A lie in today but felt pretty good apart from my knee. There was no chance I could go riding in the fabled hills that flank the city (which is really just a little town by UK standards) and so after overhearing a conversation between two locals I was in the Kopter and heading to Cable Bay, a local beach for local people - in other words the ubiquitous backpackers hadn't had it identified for them by Lonely Planet, thank goodness. The bay was gorgeous, I hobbled up and down the sandy beach and then went f or a swim (more of a float), I virtually had the place to myself save for a couple of families who were splashing about and generally going what nuclear families should but very rarely do; have fun, together. It was idyllic. All this sea air had created a hunger and so I cruised into a pie show which was closing and so I got two gourmet pies for one, a steak pie and a delicious sweet potato and nut affair.

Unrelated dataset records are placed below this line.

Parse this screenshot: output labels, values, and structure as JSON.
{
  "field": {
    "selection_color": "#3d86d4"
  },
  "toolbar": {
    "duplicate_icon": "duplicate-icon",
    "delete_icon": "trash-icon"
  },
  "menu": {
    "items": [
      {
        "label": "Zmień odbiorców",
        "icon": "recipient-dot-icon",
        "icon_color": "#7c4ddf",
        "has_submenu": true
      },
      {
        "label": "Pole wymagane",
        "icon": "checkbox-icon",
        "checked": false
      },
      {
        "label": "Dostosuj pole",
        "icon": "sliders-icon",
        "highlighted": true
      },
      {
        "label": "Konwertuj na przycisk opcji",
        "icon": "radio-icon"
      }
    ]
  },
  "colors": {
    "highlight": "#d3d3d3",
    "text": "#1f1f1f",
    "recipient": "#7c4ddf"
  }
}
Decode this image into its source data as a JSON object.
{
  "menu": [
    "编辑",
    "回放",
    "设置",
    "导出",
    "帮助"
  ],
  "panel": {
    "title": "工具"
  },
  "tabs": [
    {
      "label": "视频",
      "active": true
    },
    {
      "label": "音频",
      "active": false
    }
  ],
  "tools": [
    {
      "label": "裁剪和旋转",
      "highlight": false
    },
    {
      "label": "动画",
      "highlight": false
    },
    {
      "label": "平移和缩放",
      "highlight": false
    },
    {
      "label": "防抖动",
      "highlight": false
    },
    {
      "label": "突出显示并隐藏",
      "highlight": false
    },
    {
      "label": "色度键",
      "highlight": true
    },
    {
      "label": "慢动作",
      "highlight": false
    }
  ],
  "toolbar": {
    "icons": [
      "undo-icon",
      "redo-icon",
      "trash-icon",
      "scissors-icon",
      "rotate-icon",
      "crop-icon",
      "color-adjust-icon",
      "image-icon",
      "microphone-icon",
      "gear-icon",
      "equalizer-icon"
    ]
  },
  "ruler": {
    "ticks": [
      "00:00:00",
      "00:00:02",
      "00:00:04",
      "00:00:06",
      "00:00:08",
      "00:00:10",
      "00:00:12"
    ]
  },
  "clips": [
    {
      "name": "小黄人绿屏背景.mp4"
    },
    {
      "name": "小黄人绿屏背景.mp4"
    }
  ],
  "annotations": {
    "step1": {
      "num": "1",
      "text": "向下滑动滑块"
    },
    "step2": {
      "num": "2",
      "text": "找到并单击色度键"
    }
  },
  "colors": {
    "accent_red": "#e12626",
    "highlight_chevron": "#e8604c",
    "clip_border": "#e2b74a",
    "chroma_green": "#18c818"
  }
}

The Kopter had decided to take me for an amble along the Mai Tia (I thought this was a cocktail?) river as it winds around the back of the city, it really is beautiful along this secluded and literally back-water stretch. I made a mental note to myself that there's a pretty little campsite with a good play area and golf course that flanks the edge of the river should I ever have kids and take up golf (at the moment I think kids are more likely than golf, although given my knee maybe this isn't true anymore!). Inbetween Nelson city centre and the Mai Tai river is Botanical Hill which overlooks the city, it's harbour and then much further out west to Farewell Spit. At the foot of the hill is a park which is the site where the first every rugby match was played in New Zealand, quite something. In full-on Kaiser Sose hobble-mode I made my way up the switchbacked hill and to the top which also happens to be the geographical centre of New Zealand. The view from up here at sunset was soul-filling. As I've been fortunate enough to do on a several occasions already this trip I just had to sit and marvel in appreciation for a good hour and a half as the sun set behind the mountains that make up the Abel Tasman National Park and Farewell Spit - a long thin peninsular that tapers off into the sea dividing the two islands. The sea and land basked in a milky white light that I don't recall ever seeing before. There was no dividing line between sea, land, and sky. The camera took a hammering.
Hungry again and so clattered into more grub before retiring for an early one.